31 Against this background, I turn to the interpretation of clause H.2. The excision of the postscript would make the clause simpler, and remove the problems which are now faced. However, I do not accede to the submission that the postscript can or ought be treated in this way. There is a duty to give to this commercial document meaning and operation, unless this is "utterly impossible": Brown v Gould [1972] Ch 53 at 57; Hammond v Vam Ltd [1972] 2 NSWLR 16 at 18; Murphy v Wright (1992) NSWConv R par 55-652 at 59-733. As Barwick CJ said in Upper Hunter County District Council v Australian Chilling & Freezing Co Ltd (1968) 118 CLR 429 at 436-7:
"But a contract of which there can be more than one possible meaning or which when construed can produce in its application more than one result is not therefore void for uncertainty. As long as it is capable of a meaning, it will ultimately bear that meaning which the courts, or in an appropriate case, an arbitrator, decides is its proper construction: and the court or arbitrator will decide its application. The question becomes one of construction, of ascertaining the intention of the parties, and of applying it. Lord Tomlin's words in this connexion in Hillas & Co Ltd v Arcos Ltd (1932) 147 LT 503, at p 512 ought to be kept in mind. So long as the language employed by the parties, to use Lord Wright's words in Scammell (G) & Nephew Ltd v Ouston [1941] AC 251 is not 'so obscure and so incapable of any definite or precise meaning that the Court is unable to attribute to the parties any particular contractual intention', the contract cannot be held to be void or uncertain or meaningless. In the search for that intention, no narrow or pedantic approach is warranted, particularly in the case of commercial arrangements. Thus will uncertainty of meaning, as distinct from absence of meaning or of intention, be resolved."
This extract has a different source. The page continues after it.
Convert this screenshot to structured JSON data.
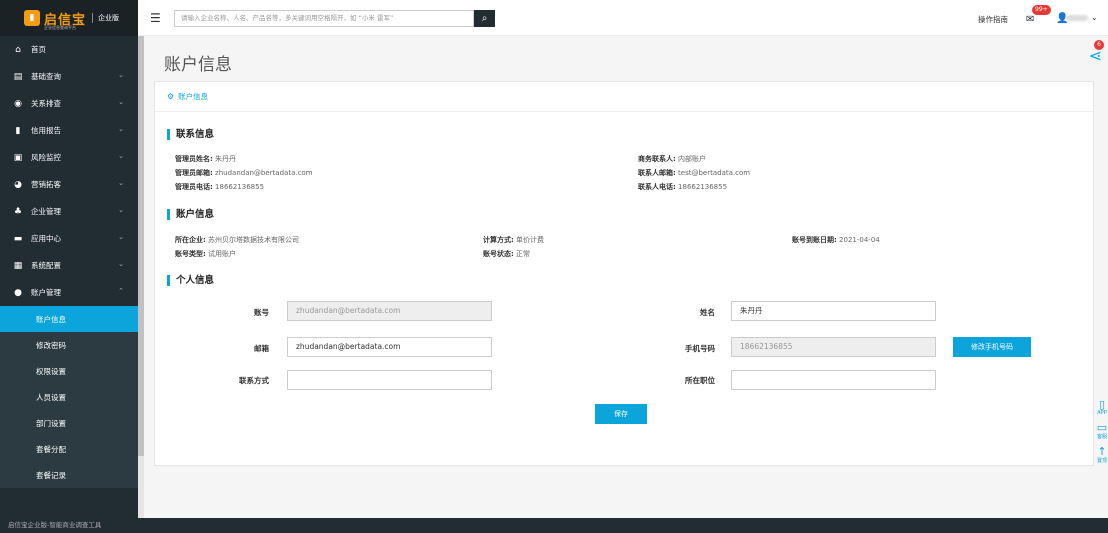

32 JDM says that a term that subletting, assignment, etc, should be permissible only with consent should be implied, so that the operation of s 133B(1) is then attracted. The relevant principle according to which such implication should be made is set out in the well known passage in the judgment of Mason J (as his Honour then was) in Codelfa Construction Pty Ltd v State Rail Authority of New South Wales (1982) 149 CLR 337 at 347:
"The conditions necessary to ground the implication of a term were summarized by the majority in BP Refinery (Westernport) Pty Ltd v Hastings Shire Council (1977) 52 ALJR 20, at p 26: '(1) it must be reasonable and equitable; (2) it must be necessary to give business efficacy to the contract, so that no term will be implied if the contract is effective without it; (3) it must be so obvious that "it goes without saying"; (4) it must be capable of clear expression; (5) it must not contradict any express term of the contract.'"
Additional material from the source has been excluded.